Beyond the obvious dangers, there are some other hazards to having four men squeezed tightly inside a moving vehicle.
After sprinting down the starting ramp, the driver is the first to hop in, followed by his teammates in a precise sequence. All wear spiked shoes to propel them on the ice, and in the rush to get aboard, those spikes sometimes become imbedded in a teammate’s back.
“Calves get filleted,” Quinn said. “I’m actually on my fifth speed suit of the season. I’ve gotten a couple of those.”
Evans, another track athlete, struggled before coming up with a word to describe her first experience in a bobsled.
“Awkward,” said Evans, teamed with driver Jamie Greubel in USA-2. “Everyone wants to tell you what you should do and what you should expect, until you take your first trip down there at full speed, you can’t form your own opinion and when got to the bottom I was like, ’Ohhhh, OK.’
“I wanted to call my mom and say, ’Did I tell too many people that I was going to do this?
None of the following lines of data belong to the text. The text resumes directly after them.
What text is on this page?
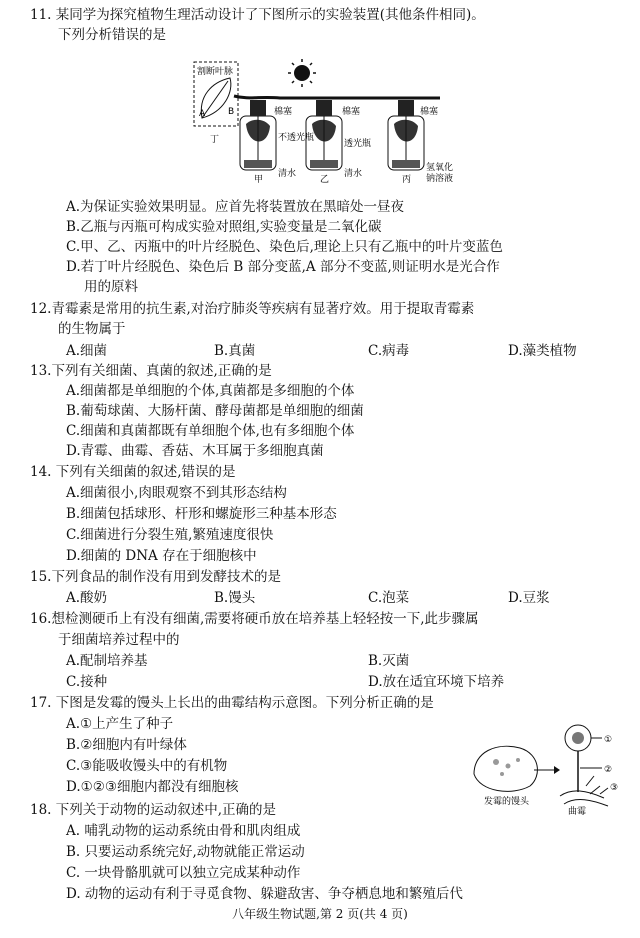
11. 某同学为探究植物生理活动设计了下图所示的实验装置(其他条件相同)。
下列分析错误的是
割断叶脉
A	B
丁
甲	乙	丙
棉塞	棉塞	棉塞
不透光瓶
透光瓶
清水	清水
氢氧化
钠溶液
A.为保证实验效果明显。应首先将装置放在黑暗处一昼夜
B.乙瓶与丙瓶可构成实验对照组,实验变量是二氧化碳
C.甲、乙、丙瓶中的叶片经脱色、染色后,理论上只有乙瓶中的叶片变蓝色
D.若丁叶片经脱色、染色后 B 部分变蓝,A 部分不变蓝,则证明水是光合作
用的原料
12.青霉素是常用的抗生素,对治疗肺炎等疾病有显著疗效。用于提取青霉素
的生物属于
A.细菌	B.真菌	C.病毒	D.藻类植物
13.下列有关细菌、真菌的叙述,正确的是
A.细菌都是单细胞的个体,真菌都是多细胞的个体
B.葡萄球菌、大肠杆菌、酵母菌都是单细胞的细菌
C.细菌和真菌都既有单细胞个体,也有多细胞个体
D.青霉、曲霉、香菇、木耳属于多细胞真菌
14. 下列有关细菌的叙述,错误的是
A.细菌很小,肉眼观察不到其形态结构
B.细菌包括球形、杆形和螺旋形三种基本形态
C.细菌进行分裂生殖,繁殖速度很快
D.细菌的 DNA 存在于细胞核中
15.下列食品的制作没有用到发酵技术的是
A.酸奶	B.馒头	C.泡菜	D.豆浆
16.想检测硬币上有没有细菌,需要将硬币放在培养基上轻轻按一下,此步骤属
于细菌培养过程中的
A.配制培养基	B.灭菌
C.接种	D.放在适宜环境下培养
17. 下图是发霉的馒头上长出的曲霉结构示意图。下列分析正确的是
A.①上产生了种子
B.②细胞内有叶绿体
C.③能吸收馒头中的有机物
D.①②③细胞内都没有细胞核
发霉的馒头
①
②
③
曲霉
18. 下列关于动物的运动叙述中,正确的是
A. 哺乳动物的运动系统由骨和肌肉组成
B. 只要运动系统完好,动物就能正常运动
C. 一块骨骼肌就可以独立完成某种动作
D. 动物的运动有利于寻觅食物、躲避敌害、争夺栖息地和繁殖后代
八年级生物试题,第 2 页(共 4 页)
Can I come home?’”
Evans stuck it out and so did Spence, whose first ride with an inexperienced driver in Calgary ended with him needing a new pair of pants.
“I got to the bottom and my jeans were all shredded and torn from inside of the sled because there’s no padding,” Spence said. “I felt like someone had thrown me in the washing machine on the spin cycle.”
Spence now gives bobsled rides to tourists in the summer, and he loves seeing their reaction when they get to the bottom.
“They are either in sheer shock and horror or they’re so filled with adrenaline they want to go again,” he said. “That was me after the first one.”